That’s how Matthew Herman describes the secure warehouse he’s setting up in Grand Rapids. The warehouse aims to provide a safe place for people to grow legal medical marijuana without the risk of thieves breaking into their home.

24 Hour News 8 agreed not to disclose the location of the warehouse, which has air filters to prevent a smell, blacked out windows and doors, a secure entrance and multiple cameras.

“Right on the other side of this wall right here is our first tenant,” Herman, a Grand Rapids attorney, said. “I think he has 60 plants in there.”
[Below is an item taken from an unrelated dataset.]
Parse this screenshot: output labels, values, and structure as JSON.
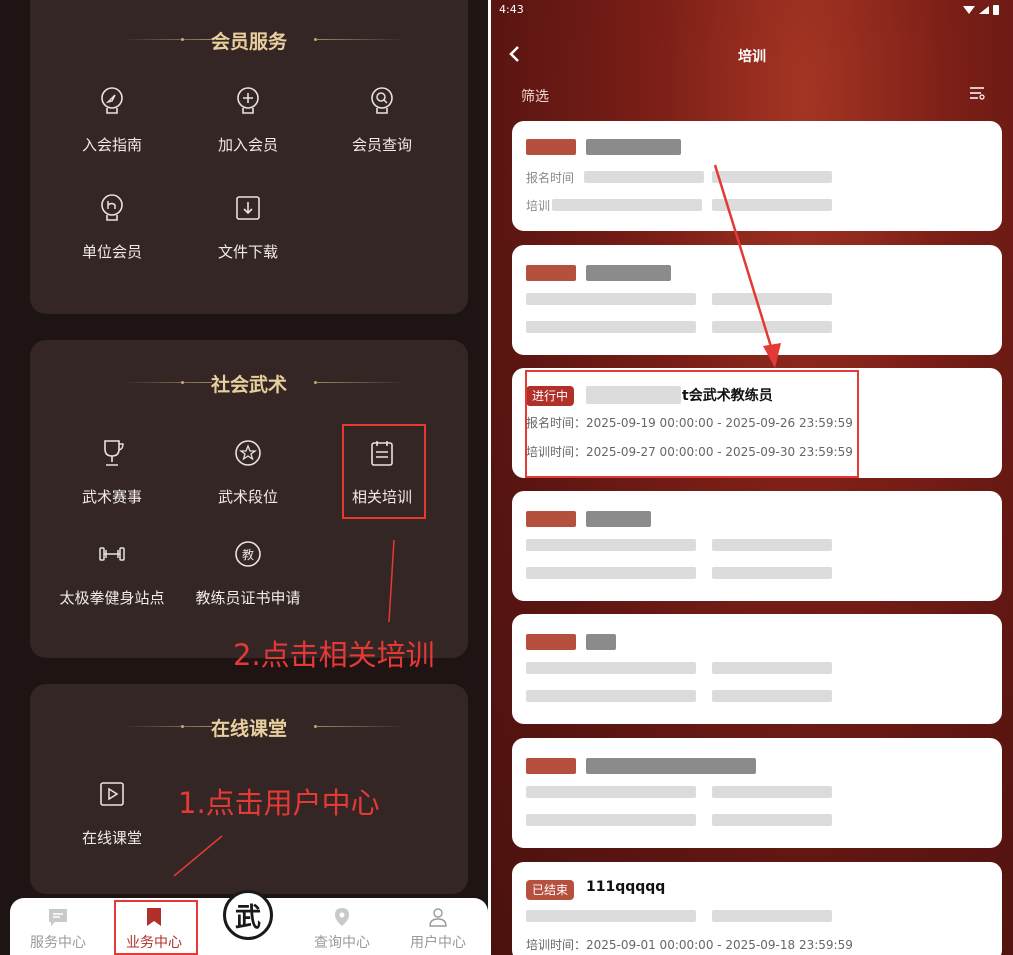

Each unit in the warehouse is roughly 900 square feet and is divided into two rooms: One for one small plants, called a veg room, and another called the flowering room.

Rent costs $4,000 per month and each unit comes with a 2-year lease, but the warehouse is already completely rented out and Herman also has a waiting list of prospective tenants. He says he has plans to open another five locations this year alone to keep up with demand.

“We’re still kind of a work in progress,” he said as he showed 24 Hour News 8 the warehouse on Monday.

Rent covers the cost of lights, water and fertilizer — but not the actual plants. Rent also covers the fees for an attorney who will answer questions about Michigan’s notoriously confusing medical marijuana law.

Herman got into the business after seeing clients running into trouble while attempting to legally grow medical marijuana in their homes.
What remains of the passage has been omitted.